Musings

From: Jose Ramos <jose_at_kobo.es>
Date: Fri, 08 May 1998 08:36:37 +0200


I have too much free time, it seems.

PM>>What definition of science are you using? No RW scientist follows
>>these precepts. =
>

JL>OK, here's some ammo to use against me: I am not a scientist.
>(as if you hadn't already guessed.)
>
>Common sense definition: science is knowledge.
>
>Your move.
>

I consider myself a scientist (when I get paid), and science is more about confirming your ideas about the natural laws to get something. When your ideas are proven wrong, sometimes you will make new ones, but preconceived theories are the base of science.

Science is a model. Just that. And to build a model you need to suppose how things work.

Ian or Katts>Ah yes, but not among those most Orthodox of Westerners, the Brithini.
>Malkion was a heretical Brithini, after all ...

Inmortality is the most anathema of spells to them, as a true brithini does not need them. I suspect you will suffer horrible tortures during all those long years you extended inmortality to...

[JL again]>Undigestible Glorantha Digest number 599 archived unread. Can any one tel=
>l me what was in it?=
>

More early third age hammering with still more second age source tossing. Actually I liked it. It is fun to see how they try to reach a consensus only to change the subject of the argument.

And both convince me. Is that dangerous?

[JL]>Well, yes, but I meant what I said, albeit laconically.
>Gloranthan clan leaders, kings, generals, emperors,
>shopkeepers, ship captains and other practitioners of
>politics and economics surely take steps to ensure
>the best use of the magics that they or their assistants and
>subordinates command. IMO this invalidates many parallels
>one could be tempted to draw between RW pre-industrial economies
>and the magical economies of Glorantha.

Don't forget you are dealing with Religion and the Divine. Magic is only a fixed affair for the Brithini. For the rest, tradition and prejudice hold more weight. And anyway tradition and prejudice are 100% brithini too.

[NB]>Julian Lord follows up someone's mention in passing:

Hey, I've got a name (and I am not cited often).

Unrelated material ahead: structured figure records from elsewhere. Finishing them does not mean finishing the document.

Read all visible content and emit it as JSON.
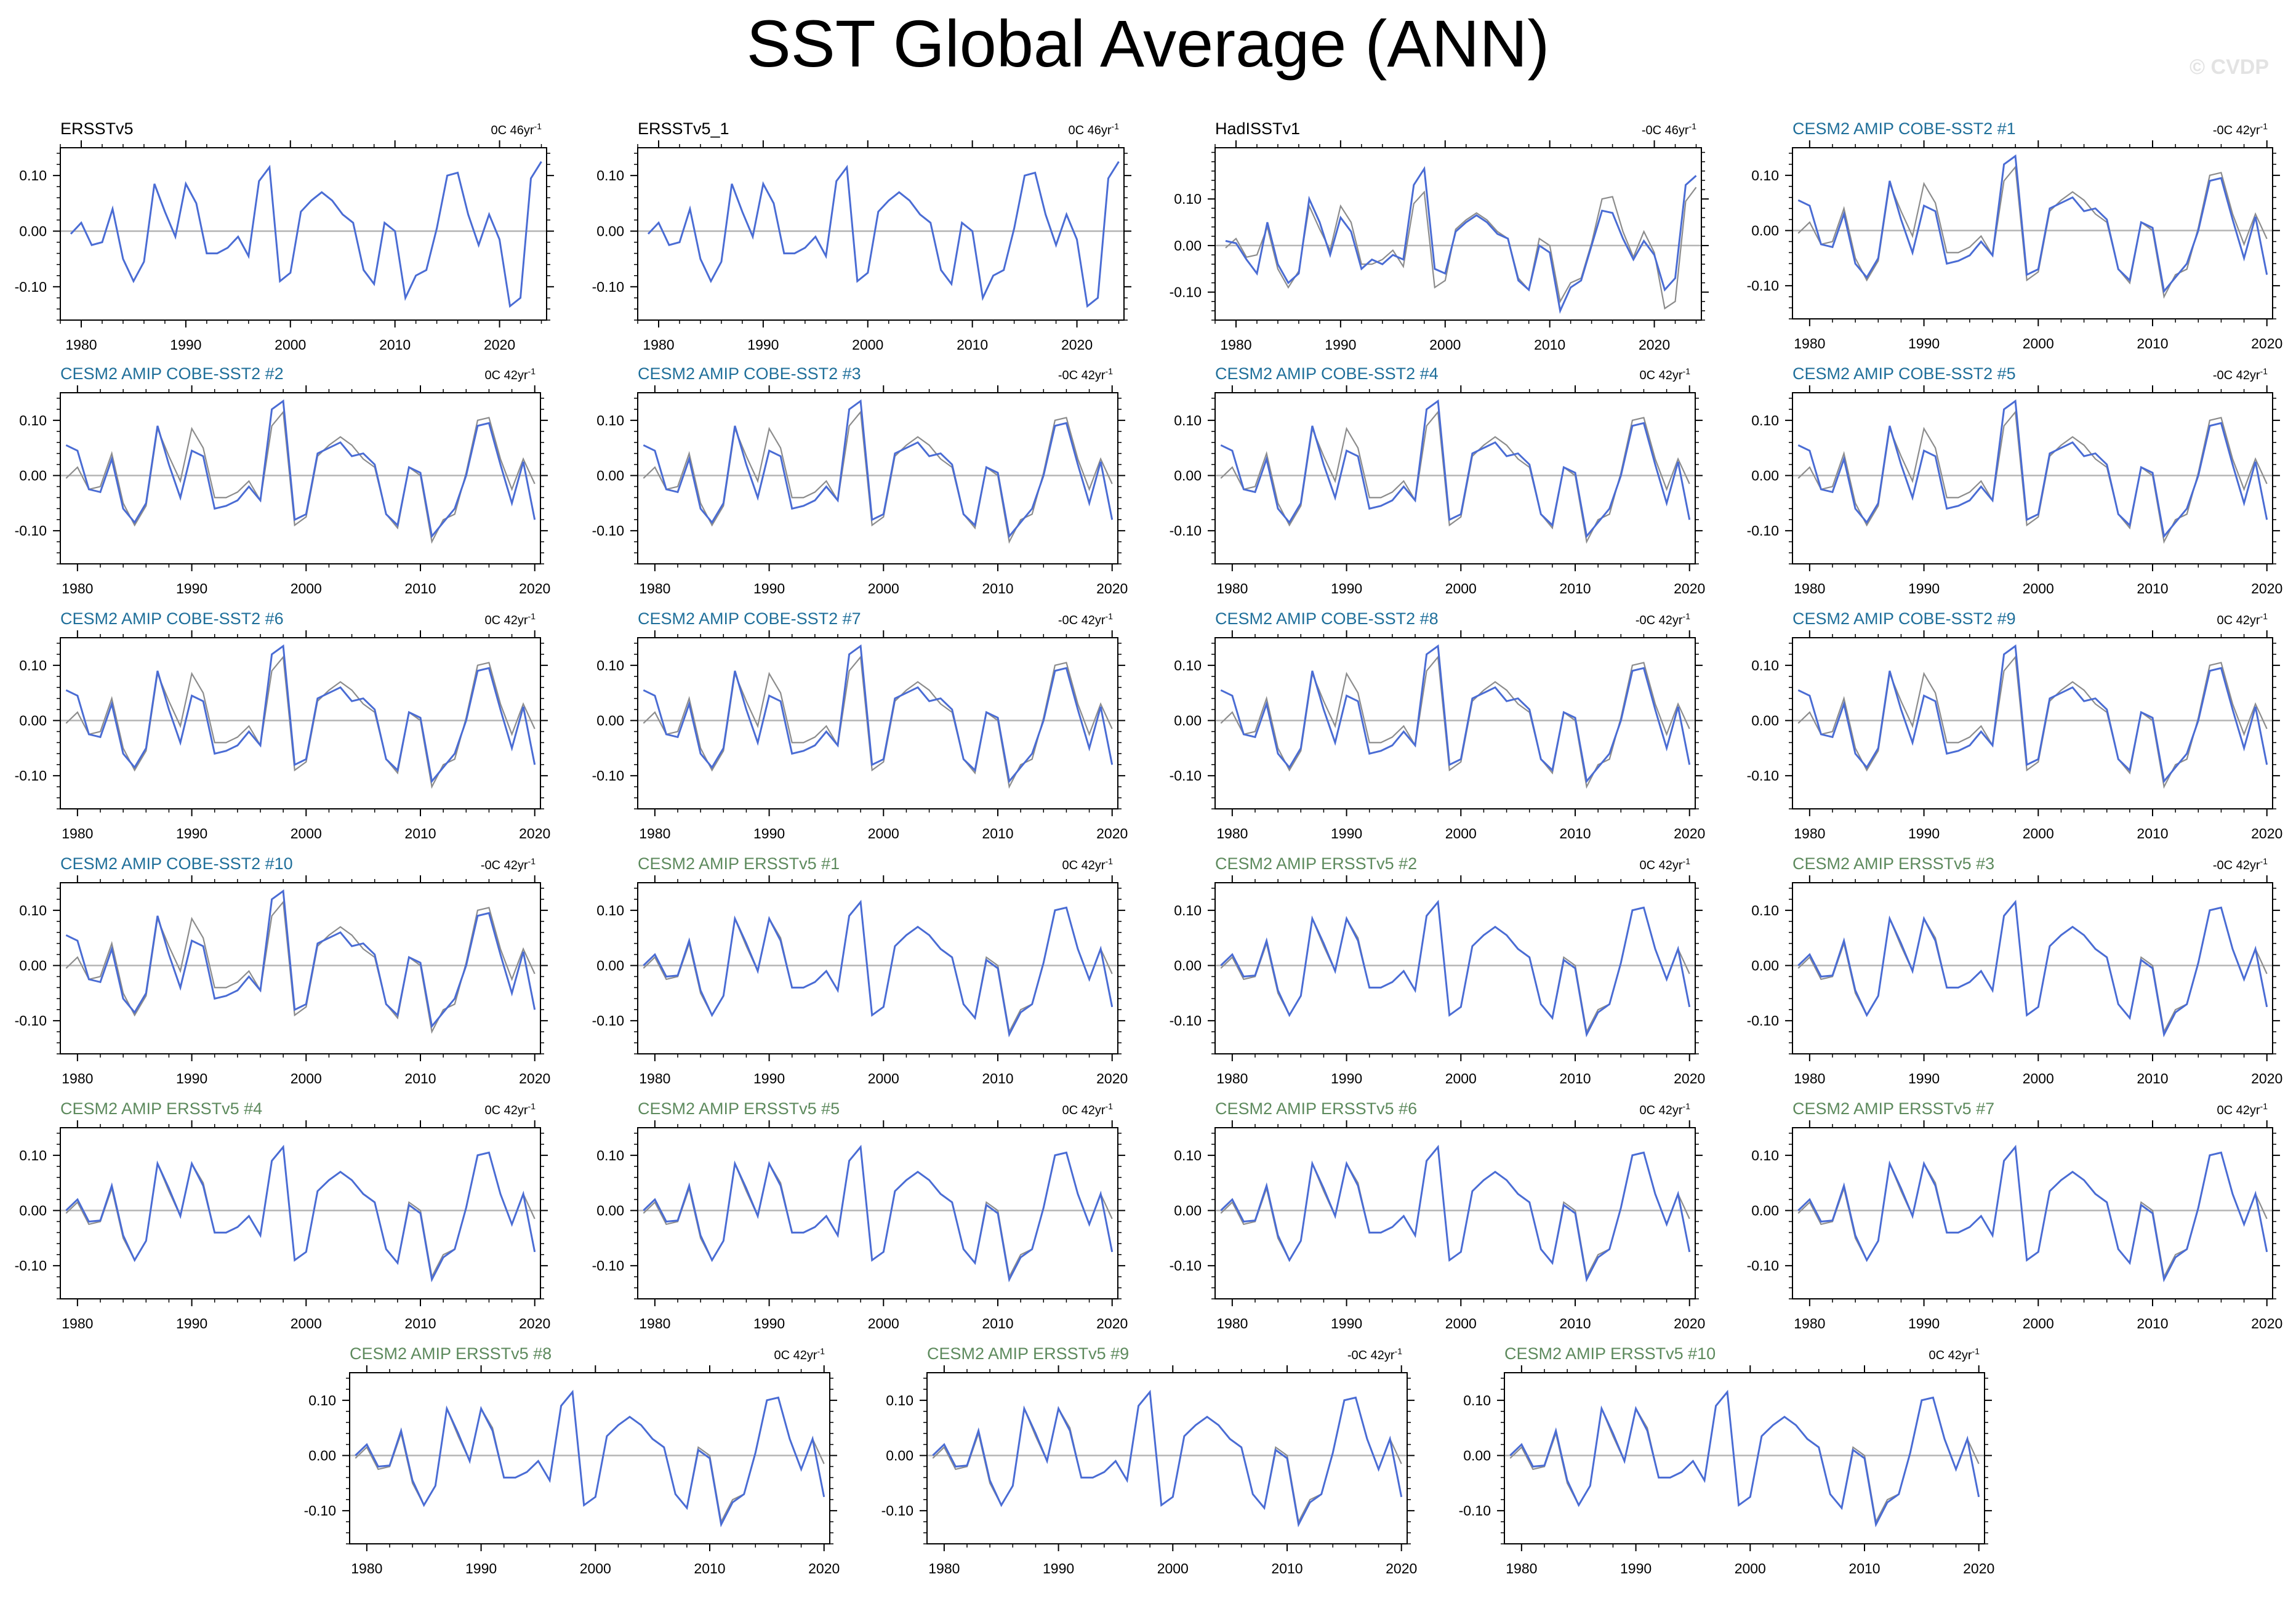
{
  "figure": {
    "title": "SST Global Average (ANN)",
    "watermark": "© CVDP"
  },
  "colors": {
    "model_line": "#4a6cd4",
    "obs_line": "#8c8c8c",
    "obs_name": "#000000",
    "cobe_name": "#1f6f9a",
    "ersst_name": "#5d8a5d",
    "axis": "#000000",
    "zero_line": "#b4b4b4"
  },
  "chart_data": {
    "type": "line",
    "x_axis": {
      "ticks": [
        1980,
        1990,
        2000,
        2010,
        2020
      ],
      "tick_labels": [
        "1980",
        "1990",
        "2000",
        "2010",
        "2020"
      ]
    },
    "y_axis": {
      "ticks": [
        -0.1,
        0.0,
        0.1
      ],
      "tick_labels": [
        "-0.10",
        "0.00",
        "0.10"
      ]
    },
    "reference_series": {
      "years": [
        1979,
        1980,
        1981,
        1982,
        1983,
        1984,
        1985,
        1986,
        1987,
        1988,
        1989,
        1990,
        1991,
        1992,
        1993,
        1994,
        1995,
        1996,
        1997,
        1998,
        1999,
        2000,
        2001,
        2002,
        2003,
        2004,
        2005,
        2006,
        2007,
        2008,
        2009,
        2010,
        2011,
        2012,
        2013,
        2014,
        2015,
        2016,
        2017,
        2018,
        2019,
        2020,
        2021,
        2022,
        2023,
        2024
      ],
      "values": [
        -0.005,
        0.015,
        -0.025,
        -0.02,
        0.04,
        -0.05,
        -0.09,
        -0.055,
        0.085,
        0.035,
        -0.01,
        0.085,
        0.05,
        -0.04,
        -0.04,
        -0.03,
        -0.01,
        -0.045,
        0.09,
        0.115,
        -0.09,
        -0.075,
        0.035,
        0.055,
        0.07,
        0.055,
        0.03,
        0.015,
        -0.07,
        -0.095,
        0.015,
        0.0,
        -0.12,
        -0.08,
        -0.07,
        0.005,
        0.1,
        0.105,
        0.03,
        -0.025,
        0.03,
        -0.015,
        -0.135,
        -0.12,
        0.095,
        0.125
      ]
    },
    "panels": [
      {
        "name": "ERSSTv5",
        "name_color": "obs",
        "trend": "0C 46yr",
        "x_range": [
          1978,
          2024.5
        ],
        "y_range": [
          -0.16,
          0.15
        ],
        "series": [
          "reference"
        ]
      },
      {
        "name": "ERSSTv5_1",
        "name_color": "obs",
        "trend": "0C 46yr",
        "x_range": [
          1978,
          2024.5
        ],
        "y_range": [
          -0.16,
          0.15
        ],
        "series": [
          "reference"
        ]
      },
      {
        "name": "HadISSTv1",
        "name_color": "obs",
        "trend": "-0C 46yr",
        "x_range": [
          1978,
          2024.5
        ],
        "y_range": [
          -0.16,
          0.21
        ],
        "series": [
          "reference",
          "model"
        ],
        "model_values": [
          0.01,
          0.005,
          -0.03,
          -0.06,
          0.05,
          -0.04,
          -0.08,
          -0.06,
          0.1,
          0.05,
          -0.02,
          0.06,
          0.03,
          -0.05,
          -0.03,
          -0.04,
          -0.02,
          -0.03,
          0.13,
          0.165,
          -0.05,
          -0.06,
          0.03,
          0.05,
          0.065,
          0.05,
          0.025,
          0.015,
          -0.075,
          -0.095,
          0.0,
          -0.015,
          -0.14,
          -0.09,
          -0.075,
          0.0,
          0.075,
          0.07,
          0.015,
          -0.03,
          0.01,
          -0.02,
          -0.095,
          -0.07,
          0.13,
          0.15
        ]
      },
      {
        "name": "CESM2 AMIP COBE-SST2 #1",
        "name_color": "cobe",
        "trend": "-0C 42yr",
        "x_range": [
          1978.5,
          2020.5
        ],
        "y_range": [
          -0.16,
          0.15
        ],
        "series": [
          "reference",
          "model"
        ],
        "model": "cobe"
      },
      {
        "name": "CESM2 AMIP COBE-SST2 #2",
        "name_color": "cobe",
        "trend": "0C 42yr",
        "x_range": [
          1978.5,
          2020.5
        ],
        "y_range": [
          -0.16,
          0.15
        ],
        "series": [
          "reference",
          "model"
        ],
        "model": "cobe"
      },
      {
        "name": "CESM2 AMIP COBE-SST2 #3",
        "name_color": "cobe",
        "trend": "-0C 42yr",
        "x_range": [
          1978.5,
          2020.5
        ],
        "y_range": [
          -0.16,
          0.15
        ],
        "series": [
          "reference",
          "model"
        ],
        "model": "cobe"
      },
      {
        "name": "CESM2 AMIP COBE-SST2 #4",
        "name_color": "cobe",
        "trend": "0C 42yr",
        "x_range": [
          1978.5,
          2020.5
        ],
        "y_range": [
          -0.16,
          0.15
        ],
        "series": [
          "reference",
          "model"
        ],
        "model": "cobe"
      },
      {
        "name": "CESM2 AMIP COBE-SST2 #5",
        "name_color": "cobe",
        "trend": "-0C 42yr",
        "x_range": [
          1978.5,
          2020.5
        ],
        "y_range": [
          -0.16,
          0.15
        ],
        "series": [
          "reference",
          "model"
        ],
        "model": "cobe"
      },
      {
        "name": "CESM2 AMIP COBE-SST2 #6",
        "name_color": "cobe",
        "trend": "0C 42yr",
        "x_range": [
          1978.5,
          2020.5
        ],
        "y_range": [
          -0.16,
          0.15
        ],
        "series": [
          "reference",
          "model"
        ],
        "model": "cobe"
      },
      {
        "name": "CESM2 AMIP COBE-SST2 #7",
        "name_color": "cobe",
        "trend": "-0C 42yr",
        "x_range": [
          1978.5,
          2020.5
        ],
        "y_range": [
          -0.16,
          0.15
        ],
        "series": [
          "reference",
          "model"
        ],
        "model": "cobe"
      },
      {
        "name": "CESM2 AMIP COBE-SST2 #8",
        "name_color": "cobe",
        "trend": "-0C 42yr",
        "x_range": [
          1978.5,
          2020.5
        ],
        "y_range": [
          -0.16,
          0.15
        ],
        "series": [
          "reference",
          "model"
        ],
        "model": "cobe"
      },
      {
        "name": "CESM2 AMIP COBE-SST2 #9",
        "name_color": "cobe",
        "trend": "0C 42yr",
        "x_range": [
          1978.5,
          2020.5
        ],
        "y_range": [
          -0.16,
          0.15
        ],
        "series": [
          "reference",
          "model"
        ],
        "model": "cobe"
      },
      {
        "name": "CESM2 AMIP COBE-SST2 #10",
        "name_color": "cobe",
        "trend": "-0C 42yr",
        "x_range": [
          1978.5,
          2020.5
        ],
        "y_range": [
          -0.16,
          0.15
        ],
        "series": [
          "reference",
          "model"
        ],
        "model": "cobe"
      },
      {
        "name": "CESM2 AMIP ERSSTv5 #1",
        "name_color": "ersst",
        "trend": "0C 42yr",
        "x_range": [
          1978.5,
          2020.5
        ],
        "y_range": [
          -0.16,
          0.15
        ],
        "series": [
          "reference",
          "model"
        ],
        "model": "ersst"
      },
      {
        "name": "CESM2 AMIP ERSSTv5 #2",
        "name_color": "ersst",
        "trend": "0C 42yr",
        "x_range": [
          1978.5,
          2020.5
        ],
        "y_range": [
          -0.16,
          0.15
        ],
        "series": [
          "reference",
          "model"
        ],
        "model": "ersst"
      },
      {
        "name": "CESM2 AMIP ERSSTv5 #3",
        "name_color": "ersst",
        "trend": "-0C 42yr",
        "x_range": [
          1978.5,
          2020.5
        ],
        "y_range": [
          -0.16,
          0.15
        ],
        "series": [
          "reference",
          "model"
        ],
        "model": "ersst"
      },
      {
        "name": "CESM2 AMIP ERSSTv5 #4",
        "name_color": "ersst",
        "trend": "0C 42yr",
        "x_range": [
          1978.5,
          2020.5
        ],
        "y_range": [
          -0.16,
          0.15
        ],
        "series": [
          "reference",
          "model"
        ],
        "model": "ersst"
      },
      {
        "name": "CESM2 AMIP ERSSTv5 #5",
        "name_color": "ersst",
        "trend": "0C 42yr",
        "x_range": [
          1978.5,
          2020.5
        ],
        "y_range": [
          -0.16,
          0.15
        ],
        "series": [
          "reference",
          "model"
        ],
        "model": "ersst"
      },
      {
        "name": "CESM2 AMIP ERSSTv5 #6",
        "name_color": "ersst",
        "trend": "0C 42yr",
        "x_range": [
          1978.5,
          2020.5
        ],
        "y_range": [
          -0.16,
          0.15
        ],
        "series": [
          "reference",
          "model"
        ],
        "model": "ersst"
      },
      {
        "name": "CESM2 AMIP ERSSTv5 #7",
        "name_color": "ersst",
        "trend": "0C 42yr",
        "x_range": [
          1978.5,
          2020.5
        ],
        "y_range": [
          -0.16,
          0.15
        ],
        "series": [
          "reference",
          "model"
        ],
        "model": "ersst"
      },
      {
        "name": "CESM2 AMIP ERSSTv5 #8",
        "name_color": "ersst",
        "trend": "0C 42yr",
        "x_range": [
          1978.5,
          2020.5
        ],
        "y_range": [
          -0.16,
          0.15
        ],
        "series": [
          "reference",
          "model"
        ],
        "model": "ersst"
      },
      {
        "name": "CESM2 AMIP ERSSTv5 #9",
        "name_color": "ersst",
        "trend": "-0C 42yr",
        "x_range": [
          1978.5,
          2020.5
        ],
        "y_range": [
          -0.16,
          0.15
        ],
        "series": [
          "reference",
          "model"
        ],
        "model": "ersst"
      },
      {
        "name": "CESM2 AMIP ERSSTv5 #10",
        "name_color": "ersst",
        "trend": "0C 42yr",
        "x_range": [
          1978.5,
          2020.5
        ],
        "y_range": [
          -0.16,
          0.15
        ],
        "series": [
          "reference",
          "model"
        ],
        "model": "ersst"
      }
    ],
    "model_series": {
      "years": [
        1979,
        1980,
        1981,
        1982,
        1983,
        1984,
        1985,
        1986,
        1987,
        1988,
        1989,
        1990,
        1991,
        1992,
        1993,
        1994,
        1995,
        1996,
        1997,
        1998,
        1999,
        2000,
        2001,
        2002,
        2003,
        2004,
        2005,
        2006,
        2007,
        2008,
        2009,
        2010,
        2011,
        2012,
        2013,
        2014,
        2015,
        2016,
        2017,
        2018,
        2019,
        2020
      ],
      "cobe": [
        0.055,
        0.045,
        -0.025,
        -0.03,
        0.03,
        -0.06,
        -0.085,
        -0.05,
        0.09,
        0.02,
        -0.04,
        0.045,
        0.035,
        -0.06,
        -0.055,
        -0.045,
        -0.02,
        -0.045,
        0.12,
        0.135,
        -0.08,
        -0.07,
        0.04,
        0.05,
        0.06,
        0.035,
        0.04,
        0.02,
        -0.07,
        -0.09,
        0.015,
        0.005,
        -0.11,
        -0.085,
        -0.06,
        0.0,
        0.09,
        0.095,
        0.02,
        -0.05,
        0.025,
        -0.08
      ],
      "ersst": [
        0.0,
        0.02,
        -0.02,
        -0.018,
        0.045,
        -0.045,
        -0.09,
        -0.055,
        0.085,
        0.04,
        -0.01,
        0.085,
        0.045,
        -0.04,
        -0.04,
        -0.03,
        -0.01,
        -0.045,
        0.09,
        0.115,
        -0.09,
        -0.075,
        0.035,
        0.055,
        0.07,
        0.055,
        0.03,
        0.015,
        -0.07,
        -0.095,
        0.01,
        -0.005,
        -0.125,
        -0.085,
        -0.07,
        0.005,
        0.1,
        0.105,
        0.03,
        -0.025,
        0.03,
        -0.075
      ]
    }
  }
}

I agree with Nick's views on Solace. Indeed, one of the charms of henotheism is that it offers many new spiritual helpers that will help you along. Maybe you don't make it into Solace in the first try, but a short stint in Zorakarkat legion of Demons and if you behave well, you will reach there, eventually. Unless the Green Lady decided to send you back to Glorantha for a rematch. Or Orland, who never leaves one of his own, offers you shelter in his camp until you are ready. And simple dissolution is too light for sinners, so they will suffer unspeakable tortures in hell before dissolving. Although if you are a Felstran who dies far from the lake your soul will become one of the sorrwful lakegulls, always crying their loss, and yearning for the waters. And the list goes on and on. Pick any country in Safelster and you will have at least twenty different takes of Solace.

[NW]>My theory is that Malkioni saints are rather like
>mahayana buddhist bodhisattvas, i.e. they have achieved
>Solace but chosen to remain "hovering" between the
>mundane world and Solace in order to help the remaining
>people to be good and virtuous so that they can also
>goto Solace upon death.

This has the added advantage that in the RW some bodhisattvas have been worshipped as gods, something that happens in henotheist lands too.

I take Saint to mean a human (or other mortal race) that has attained grace and still hangs on to help others reach Solace. That means that for some henotheists Orlanth, Ehilm and company were people in the far past who did great things and now are helping others. Nick stressed the humanocentric nature of Malkioni society in his gods essay, and that is IMO the most important feature of Malkionism. Everything was made for, or by, men. And a man will be saved or lost by his own merits, with a little help from his friends.

I like that human superiority complex, even if taken to the extreme it produced the God Learners, the ultimate human supremacists. There is something gratifying in being above the gods.